I Am Forgetting Him

It slithers in the door, drifts across the old wooden floor, floats up through the sheets I lie upon.Thoughts come unbidden to my mind – I can’t remember his voice, I’m forgetting who he was, the words he would say, the engagement of those last days before death finally had its way.

Tears streak my cheeks, and grief once again pays a visit.

It was not invited, and it’s been awhile, and it takes me unawares. Grief is sneaky, as soon as you believe it holds upon you has wained, it appears.

Though days may be filled with joy, though reunions with old, and much cherished, friends may come to fill some of the empty spaces, though new men may come and go (more often go), still my dead lover remains; if only a shadow.

He still has substance, being, and form, but he no longer has a voice, for that has been forgotten. In time, I know, his dark clever eyes will fade to black, he will slowly, gradually, as day turns to night, and night once again today , become but an abstracted watercolor of what he was in life.

Maybe the tears came due to strolling around those four years with that old cherished friend, as we sketched in the last 19 years.

Yes, and the lake was beautiful, a dream, and I for the first time since those helium sphere days we shared, dug my hands down into the earth, and I grew ferns and hostas and lovely sprite astibiles, and languished in the joy that dirt gave me. As the lake shimmered in the late afternoon sun, and we held hands as he took those last excruciating steps towards his own death, and as I held onto the myriad of sorrows he would leave me with...
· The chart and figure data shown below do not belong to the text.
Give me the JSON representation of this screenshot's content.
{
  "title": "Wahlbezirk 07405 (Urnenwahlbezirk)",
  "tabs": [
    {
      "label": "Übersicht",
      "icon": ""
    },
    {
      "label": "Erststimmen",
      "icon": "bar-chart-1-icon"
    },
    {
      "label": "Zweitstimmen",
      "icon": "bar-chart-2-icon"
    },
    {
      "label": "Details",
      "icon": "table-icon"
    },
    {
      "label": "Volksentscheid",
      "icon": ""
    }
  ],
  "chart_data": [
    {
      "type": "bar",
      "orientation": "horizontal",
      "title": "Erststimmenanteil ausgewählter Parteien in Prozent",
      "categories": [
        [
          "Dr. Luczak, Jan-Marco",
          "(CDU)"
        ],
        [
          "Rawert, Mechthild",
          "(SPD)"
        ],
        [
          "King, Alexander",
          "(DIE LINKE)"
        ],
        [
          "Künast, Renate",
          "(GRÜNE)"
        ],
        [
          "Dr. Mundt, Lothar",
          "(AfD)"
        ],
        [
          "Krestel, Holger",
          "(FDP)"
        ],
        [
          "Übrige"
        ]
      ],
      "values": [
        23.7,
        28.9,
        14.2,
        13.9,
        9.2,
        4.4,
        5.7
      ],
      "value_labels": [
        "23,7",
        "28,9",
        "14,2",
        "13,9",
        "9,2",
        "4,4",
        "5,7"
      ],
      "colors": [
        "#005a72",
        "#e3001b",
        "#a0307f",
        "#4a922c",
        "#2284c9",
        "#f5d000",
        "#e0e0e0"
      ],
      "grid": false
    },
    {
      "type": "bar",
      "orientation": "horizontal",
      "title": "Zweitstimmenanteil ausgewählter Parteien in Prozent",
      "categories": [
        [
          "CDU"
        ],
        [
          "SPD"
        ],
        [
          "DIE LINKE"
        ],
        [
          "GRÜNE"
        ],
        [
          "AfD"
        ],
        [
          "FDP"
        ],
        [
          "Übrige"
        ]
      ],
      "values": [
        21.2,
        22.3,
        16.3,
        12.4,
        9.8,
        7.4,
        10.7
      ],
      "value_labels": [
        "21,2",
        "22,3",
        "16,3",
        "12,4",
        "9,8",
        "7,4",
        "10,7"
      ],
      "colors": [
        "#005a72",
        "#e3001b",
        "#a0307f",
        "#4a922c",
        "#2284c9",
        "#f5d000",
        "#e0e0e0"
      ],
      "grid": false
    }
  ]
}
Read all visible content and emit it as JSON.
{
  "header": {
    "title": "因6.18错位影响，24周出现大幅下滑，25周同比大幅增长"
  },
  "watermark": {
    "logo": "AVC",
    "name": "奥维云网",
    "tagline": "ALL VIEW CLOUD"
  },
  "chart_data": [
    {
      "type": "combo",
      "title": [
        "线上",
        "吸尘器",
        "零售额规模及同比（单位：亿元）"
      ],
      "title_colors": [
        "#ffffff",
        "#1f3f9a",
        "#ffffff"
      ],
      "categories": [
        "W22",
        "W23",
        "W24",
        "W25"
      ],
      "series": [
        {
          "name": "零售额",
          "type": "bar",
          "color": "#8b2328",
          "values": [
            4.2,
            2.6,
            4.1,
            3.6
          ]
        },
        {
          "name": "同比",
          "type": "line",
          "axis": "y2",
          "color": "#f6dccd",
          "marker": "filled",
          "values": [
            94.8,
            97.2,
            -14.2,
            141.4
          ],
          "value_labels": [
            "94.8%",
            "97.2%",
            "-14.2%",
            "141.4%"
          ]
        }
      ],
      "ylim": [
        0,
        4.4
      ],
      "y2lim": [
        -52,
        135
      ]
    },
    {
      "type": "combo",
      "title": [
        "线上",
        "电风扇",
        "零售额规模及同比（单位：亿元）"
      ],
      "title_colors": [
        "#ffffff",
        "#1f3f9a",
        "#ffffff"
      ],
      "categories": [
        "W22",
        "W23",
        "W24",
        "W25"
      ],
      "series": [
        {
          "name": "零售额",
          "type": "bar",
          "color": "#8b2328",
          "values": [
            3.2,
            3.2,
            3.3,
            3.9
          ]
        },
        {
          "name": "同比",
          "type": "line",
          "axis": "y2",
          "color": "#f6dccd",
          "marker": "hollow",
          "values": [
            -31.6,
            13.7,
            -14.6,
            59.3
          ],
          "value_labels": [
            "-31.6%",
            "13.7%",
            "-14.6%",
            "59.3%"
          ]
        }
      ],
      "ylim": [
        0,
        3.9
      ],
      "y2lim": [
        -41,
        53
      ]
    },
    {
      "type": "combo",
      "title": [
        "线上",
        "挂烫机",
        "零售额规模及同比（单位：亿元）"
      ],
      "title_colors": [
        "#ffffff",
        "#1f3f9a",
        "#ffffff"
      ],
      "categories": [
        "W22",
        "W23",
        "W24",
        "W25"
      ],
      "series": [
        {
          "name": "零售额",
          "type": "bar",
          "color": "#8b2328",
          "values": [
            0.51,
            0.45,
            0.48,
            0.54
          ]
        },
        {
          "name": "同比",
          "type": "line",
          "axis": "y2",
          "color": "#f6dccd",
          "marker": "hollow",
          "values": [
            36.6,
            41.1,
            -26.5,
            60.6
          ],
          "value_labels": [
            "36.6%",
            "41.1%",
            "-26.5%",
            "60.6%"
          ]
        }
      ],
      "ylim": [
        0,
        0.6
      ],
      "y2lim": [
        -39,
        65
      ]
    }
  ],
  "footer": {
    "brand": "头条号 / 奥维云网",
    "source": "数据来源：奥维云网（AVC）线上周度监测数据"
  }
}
I shared this with her, my cherished friend. And she told me of her own heartaches, of her now grown girls lives, of marriage , and husband, and places she never wanted to be. Sorrow and guilt, laughter and joy, dogs and grand babies, mothers and fathers, madness, and loneliness, and smothering realities unravel, and One by One our tales are told.

And with every step I take through this forest of my life before my dead lovers lying eyes, and forked tongue, found me stranded by that other lake, as I walk amongst these old memories of an ex-husband not seen or spoken to in a decade, past old boxes of his betrayals, as we talk of that shared friend of the shattered mind we miss, and laugh together at his once laughing eyes, and the sorrow we felt as we watched them turn to madness, we regret those years we missed.

Sorrow no longer fills my days, griefs grip has loosened its hold, and though another man’s lips may kiss me once in awhile, and another’s hand I long to hold, still, the shadow of him lingers; like the pieces of him I hold within the wooden box, waiting to be scattered at his Irish Lake.

As the last glass I brought with me from our four years at his lake shatters on the kitchen floor, I recognize that there is more of him left than I thought. There are more shadows of his lies to conquer, more of his good heart to recall, and learn how to forgive myself for falling for his narcissism; yet I know I will never be able to forget, him.